On June 16, 1983, a three-story Harris County forensic center broke ground on Old Spanish Trail in the Texas Medical Center. That same year, the Harris County Medical Examiner's Office became the 41st member institution of the Texas Medical Center. Named in honor of Chief Medical Examiner Joseph A. Jachimczyk, M.D., the Office of the Harris County Medical Examiner began full operation in the Joseph A. Jachimczyk Forensic Center of Harris County on December 1, 1984.

From 1986 to 1988, the Harris County Medical Examiner's Office experienced significant growth as it formed the foundation for its Crime Laboratory Service and began analysis for controlled substances, gunshot residue, serology (hairs and fibers) and drug testing. In 1990, the Harris County Commissioner's Court authorized a $3 million, three-floor expansion of the Joseph A. Jachimczyk Forensic Center. Construction was completed in 1991.

Upon the retirement of Dr. Jachimczyk in 1995, the Harris County Commissioner's Court appointed Joye M. Carter, M.D., as Harris County's new Chief Medical Examiner. Dr. Carter was the first woman to head a medical examiner's office in Texas.

Luis A. Sanchez, M.D., having joined the Office of the Harris County Chief Medical Examiner on June 4, 2001, as the Sr. Deputy Chief Medical Examiner, was appointed the interim Chief Medical Examiner in October 2002. On December 17, 2002, Harris County Commissioner's Court appointed Dr.
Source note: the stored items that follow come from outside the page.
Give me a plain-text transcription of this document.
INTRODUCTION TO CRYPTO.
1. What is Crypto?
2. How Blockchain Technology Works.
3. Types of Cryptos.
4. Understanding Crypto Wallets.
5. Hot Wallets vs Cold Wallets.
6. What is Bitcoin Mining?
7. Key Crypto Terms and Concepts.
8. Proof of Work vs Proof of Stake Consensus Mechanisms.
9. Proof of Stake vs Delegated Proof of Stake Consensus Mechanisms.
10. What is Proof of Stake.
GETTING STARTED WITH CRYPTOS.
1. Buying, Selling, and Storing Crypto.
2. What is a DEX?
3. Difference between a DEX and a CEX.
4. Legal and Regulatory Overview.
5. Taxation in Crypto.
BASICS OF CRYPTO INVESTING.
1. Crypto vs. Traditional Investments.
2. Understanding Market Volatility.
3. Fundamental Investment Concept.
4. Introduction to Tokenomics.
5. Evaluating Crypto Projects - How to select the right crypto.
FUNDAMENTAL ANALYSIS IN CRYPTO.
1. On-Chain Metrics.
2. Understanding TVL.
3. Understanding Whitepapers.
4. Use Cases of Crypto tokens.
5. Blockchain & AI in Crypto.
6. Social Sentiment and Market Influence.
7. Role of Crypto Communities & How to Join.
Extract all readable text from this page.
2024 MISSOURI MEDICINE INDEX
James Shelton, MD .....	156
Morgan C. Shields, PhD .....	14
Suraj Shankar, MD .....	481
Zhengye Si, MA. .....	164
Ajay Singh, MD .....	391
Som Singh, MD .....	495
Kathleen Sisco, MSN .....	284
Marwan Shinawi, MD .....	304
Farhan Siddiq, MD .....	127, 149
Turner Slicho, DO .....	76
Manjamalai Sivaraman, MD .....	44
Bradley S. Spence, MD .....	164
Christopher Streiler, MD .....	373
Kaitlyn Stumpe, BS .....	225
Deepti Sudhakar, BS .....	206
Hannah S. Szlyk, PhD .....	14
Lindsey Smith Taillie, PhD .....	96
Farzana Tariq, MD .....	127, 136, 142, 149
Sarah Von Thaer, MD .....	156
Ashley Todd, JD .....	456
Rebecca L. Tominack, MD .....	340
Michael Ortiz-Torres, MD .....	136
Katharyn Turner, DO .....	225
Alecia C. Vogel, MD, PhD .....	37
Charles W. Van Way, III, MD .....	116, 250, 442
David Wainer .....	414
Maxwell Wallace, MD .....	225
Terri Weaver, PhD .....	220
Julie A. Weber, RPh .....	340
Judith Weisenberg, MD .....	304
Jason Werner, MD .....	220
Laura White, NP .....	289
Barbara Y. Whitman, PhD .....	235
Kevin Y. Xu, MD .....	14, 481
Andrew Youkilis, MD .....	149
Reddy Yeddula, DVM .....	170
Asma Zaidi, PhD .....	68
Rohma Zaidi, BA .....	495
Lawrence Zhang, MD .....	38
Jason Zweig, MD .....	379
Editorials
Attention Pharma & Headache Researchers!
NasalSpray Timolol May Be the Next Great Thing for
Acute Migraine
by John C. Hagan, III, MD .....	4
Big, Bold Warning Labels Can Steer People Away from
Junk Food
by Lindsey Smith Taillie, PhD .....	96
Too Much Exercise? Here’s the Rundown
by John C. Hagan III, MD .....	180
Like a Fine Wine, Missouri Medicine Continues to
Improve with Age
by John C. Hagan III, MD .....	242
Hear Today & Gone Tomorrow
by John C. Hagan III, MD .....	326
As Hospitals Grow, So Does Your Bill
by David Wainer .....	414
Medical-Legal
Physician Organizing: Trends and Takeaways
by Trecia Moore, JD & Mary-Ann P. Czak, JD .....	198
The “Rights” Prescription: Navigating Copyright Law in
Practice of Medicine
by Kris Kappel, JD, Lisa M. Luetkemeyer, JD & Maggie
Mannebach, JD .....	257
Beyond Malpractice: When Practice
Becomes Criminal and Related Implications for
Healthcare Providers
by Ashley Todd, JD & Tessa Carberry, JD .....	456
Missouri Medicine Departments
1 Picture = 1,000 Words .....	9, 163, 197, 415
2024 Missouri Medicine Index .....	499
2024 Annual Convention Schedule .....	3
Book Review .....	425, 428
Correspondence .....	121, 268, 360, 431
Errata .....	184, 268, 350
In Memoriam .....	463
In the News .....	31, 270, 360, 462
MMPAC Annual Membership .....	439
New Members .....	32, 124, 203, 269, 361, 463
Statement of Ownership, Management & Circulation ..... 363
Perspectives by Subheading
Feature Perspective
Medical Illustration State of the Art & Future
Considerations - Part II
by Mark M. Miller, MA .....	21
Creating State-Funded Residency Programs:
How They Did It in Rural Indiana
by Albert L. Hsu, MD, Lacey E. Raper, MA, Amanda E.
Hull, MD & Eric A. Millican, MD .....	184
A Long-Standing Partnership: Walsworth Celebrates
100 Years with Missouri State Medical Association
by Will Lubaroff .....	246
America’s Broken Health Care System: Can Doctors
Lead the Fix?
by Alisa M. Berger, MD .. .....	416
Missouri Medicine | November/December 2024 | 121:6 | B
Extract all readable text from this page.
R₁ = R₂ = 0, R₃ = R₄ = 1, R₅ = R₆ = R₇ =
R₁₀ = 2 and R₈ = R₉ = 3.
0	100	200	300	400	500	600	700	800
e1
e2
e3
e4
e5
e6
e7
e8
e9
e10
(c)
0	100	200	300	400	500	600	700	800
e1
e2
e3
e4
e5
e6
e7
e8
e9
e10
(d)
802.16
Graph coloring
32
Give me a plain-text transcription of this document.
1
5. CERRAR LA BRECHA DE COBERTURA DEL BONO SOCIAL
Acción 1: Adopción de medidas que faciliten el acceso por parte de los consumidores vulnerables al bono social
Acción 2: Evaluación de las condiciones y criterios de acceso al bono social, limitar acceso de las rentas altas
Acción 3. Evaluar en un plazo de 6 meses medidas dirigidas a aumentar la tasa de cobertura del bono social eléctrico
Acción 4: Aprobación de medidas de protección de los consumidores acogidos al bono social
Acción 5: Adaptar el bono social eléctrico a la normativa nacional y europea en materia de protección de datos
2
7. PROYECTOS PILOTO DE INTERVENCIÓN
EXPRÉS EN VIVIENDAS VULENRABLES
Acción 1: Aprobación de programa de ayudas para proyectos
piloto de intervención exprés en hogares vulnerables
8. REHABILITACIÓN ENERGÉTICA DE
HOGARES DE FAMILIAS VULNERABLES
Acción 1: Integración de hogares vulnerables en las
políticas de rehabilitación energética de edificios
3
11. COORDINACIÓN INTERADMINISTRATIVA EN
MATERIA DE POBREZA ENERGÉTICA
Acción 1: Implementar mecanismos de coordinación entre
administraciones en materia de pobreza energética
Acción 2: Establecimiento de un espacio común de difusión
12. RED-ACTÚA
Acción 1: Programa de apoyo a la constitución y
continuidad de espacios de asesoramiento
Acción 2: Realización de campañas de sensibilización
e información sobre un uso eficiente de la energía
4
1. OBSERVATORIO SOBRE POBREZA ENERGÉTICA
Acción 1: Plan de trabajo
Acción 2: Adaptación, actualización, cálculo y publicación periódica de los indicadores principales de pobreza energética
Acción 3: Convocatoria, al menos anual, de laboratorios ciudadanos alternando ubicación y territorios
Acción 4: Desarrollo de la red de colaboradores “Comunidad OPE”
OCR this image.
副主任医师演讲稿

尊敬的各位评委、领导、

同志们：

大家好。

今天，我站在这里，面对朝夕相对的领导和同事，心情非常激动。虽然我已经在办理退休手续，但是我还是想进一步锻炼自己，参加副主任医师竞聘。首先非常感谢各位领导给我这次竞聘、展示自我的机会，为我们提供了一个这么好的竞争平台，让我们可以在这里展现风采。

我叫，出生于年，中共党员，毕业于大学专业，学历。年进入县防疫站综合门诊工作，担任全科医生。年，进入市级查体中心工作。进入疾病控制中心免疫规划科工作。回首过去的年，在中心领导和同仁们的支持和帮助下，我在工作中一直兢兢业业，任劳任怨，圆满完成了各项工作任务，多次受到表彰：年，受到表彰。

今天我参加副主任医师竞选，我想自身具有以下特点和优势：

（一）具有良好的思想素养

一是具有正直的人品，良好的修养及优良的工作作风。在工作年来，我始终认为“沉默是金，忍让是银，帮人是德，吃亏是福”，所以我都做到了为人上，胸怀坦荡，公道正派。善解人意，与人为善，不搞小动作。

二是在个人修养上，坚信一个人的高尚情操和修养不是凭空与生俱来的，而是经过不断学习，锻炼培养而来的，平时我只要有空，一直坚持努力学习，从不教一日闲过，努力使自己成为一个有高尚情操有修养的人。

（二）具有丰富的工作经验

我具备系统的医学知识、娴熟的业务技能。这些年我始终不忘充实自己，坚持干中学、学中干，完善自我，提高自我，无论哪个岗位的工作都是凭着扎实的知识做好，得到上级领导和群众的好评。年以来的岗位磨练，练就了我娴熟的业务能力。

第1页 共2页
Sanchez the Chief Medical Examiner for Harris County.

In November 2007, Harris County approved a bond for the construction of a new, state-of-the-art building for the Harris County Medical Examiner's Office to be located at 1861 Old Spanish Trail in the Texas Medical Center. The Harris County Medical Examiner's Office was renamed the Harris County Institute of Forensic Sciences in 2010 to reflect the full range of forensic services performed by the agency. Construction began on the new building for the Harris County Institute of Forensic Sciences in December 2013.

In 2017, The Harris County Institute of Forensic Sciences marked 60 years of service to the Harris County community as it launched full operations at its new, state-of-the-art facility.